La tierra se come a la tierra

 

Juan Jesús Ayala

 

 

[Tierra que hoy no conoce de arados ni de siegas, viñas que no se cuidan de alzadas, de cavadas ni de jornadas de azufre; tierras que un día se cubrieron de flores de almendros y de paños repletos de comida, y que lo que queda de ella es solo la tierra.]

 

Así de contundente lo oí. Pudo haber sido en un mentidero de la isla herreña, o me la trajo en volandas la paloma mensajera de la vieja memoria. No recuerdo. Lo cierto es que cuando atrapo su recuerdo la sentencia es tan certera y su afirmación tan consecuente que en ella se deducen espacios lejanos y yermos por la ausencia de cuidados, así como las pisadas que dejaron huellas en veredas y caminos, hoy borrados por el vendaval de los años.

 

Cuando dejas atrás tierras por las que se corretearon, que fueron escenarios de mimos infantiles, donde se desplegaron juegos que entusiasmaban y robaban horas a la vida; cuando se dejan en la trastienda del olvido y en los huecos ilimitados del sentimiento el dibujo de tierras que formaron parte de tu antigua geometría, que con el pensamiento pretendes llegar a ellas y lo que vislumbras es lo seco, lo áspero, lo árido, simplemente la tierra sobre la tierra, te quedas impávido, atado a los sonidos de entonces.

 

Tierra que hoy no conoce de arados ni de siegas, viñas que no se cuidan de alzadas, de cavadas ni de jornadas de azufre; tierras que un día se cubrieron de flores de almendros y de paños repletos de comida, y que lo que queda de ella es solo la tierra.

 

La tierra que se hace infinita, que no tiene portillo, ni mojón, que no tiene cancela ni paredes y que se ha escurrido dentro de sí.

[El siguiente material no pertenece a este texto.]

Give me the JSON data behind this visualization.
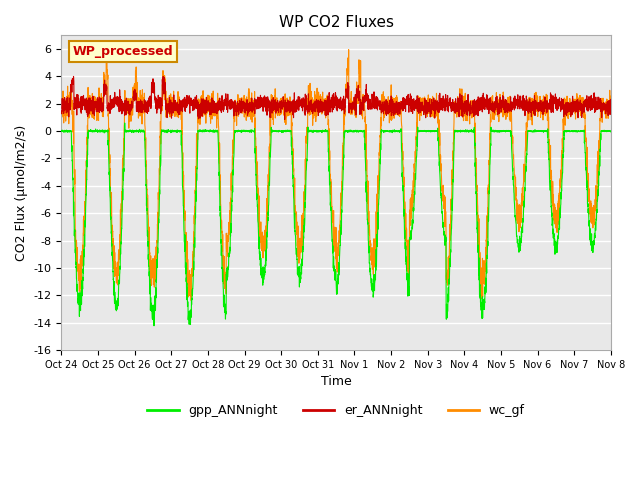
{
  "title": "WP CO2 Fluxes",
  "xlabel": "Time",
  "ylabel": "CO2 Flux (μmol/m2/s)",
  "ylim": [
    -16,
    7
  ],
  "yticks": [
    -16,
    -14,
    -12,
    -10,
    -8,
    -6,
    -4,
    -2,
    0,
    2,
    4,
    6
  ],
  "xtick_positions": [
    0,
    1,
    2,
    3,
    4,
    5,
    6,
    7,
    8,
    9,
    10,
    11,
    12,
    13,
    14,
    15
  ],
  "xtick_labels": [
    "Oct 24",
    "Oct 25",
    "Oct 26",
    "Oct 27",
    "Oct 28",
    "Oct 29",
    "Oct 30",
    "Oct 31",
    "Nov 1",
    "Nov 2",
    "Nov 3",
    "Nov 4",
    "Nov 5",
    "Nov 6",
    "Nov 7",
    "Nov 8"
  ],
  "legend_labels": [
    "gpp_ANNnight",
    "er_ANNnight",
    "wc_gf"
  ],
  "legend_colors": [
    "#00ee00",
    "#cc0000",
    "#ff8c00"
  ],
  "annotation_text": "WP_processed",
  "annotation_color": "#cc0000",
  "annotation_bg": "#ffffcc",
  "annotation_edge": "#cc8800",
  "line_colors": {
    "gpp": "#00ee00",
    "er": "#cc0000",
    "wc": "#ff8c00"
  },
  "bg_color": "#e8e8e8",
  "n_points": 3360,
  "xlim": [
    0,
    15
  ]
}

Tierra sepultada por la misma tierra.

 

Todo esto motiva que el ánimo se introduzca por los orificios del almanaque y comprenda hoy mejor que antes que a pesar que es así, que la tierra se come a la tierra, es su viejo esplendor lo único que queda como vestigio de la memoria remota que un día se aviva y se enriquece desde una frase que brota, sin esperarlo, como si fuera un retumbo de añoradas coincidencias.

 

La isla de El Hierro soporta muchos espacios que han sido absorbidos por sí mimos, llenarlos y dejarlos como antes, con el trabajo de los abuelos o con las risas de la niñez es imposible.

 

Solamente puede uno acercarse tímidamente a su vivencia, a través de una frase como esta que desde lo inesperado, y que tal vez haya sido transportada por el teléfono, eclosiona en el ambiente y predispone a la evocación de un tiempo que no fue tan perdido.

 

La tierra cuando se consume porque la historia declina en ella sus años viejos se hace piedra, no se reconoce, se escapa de su verdor esplendoroso y sobre la dureza de su vieja superficie solo florecen los mejores recuerdos de una tierra que entonces vivía, fuerte, lozana y que hoy revive la memoria. Y eso es bueno.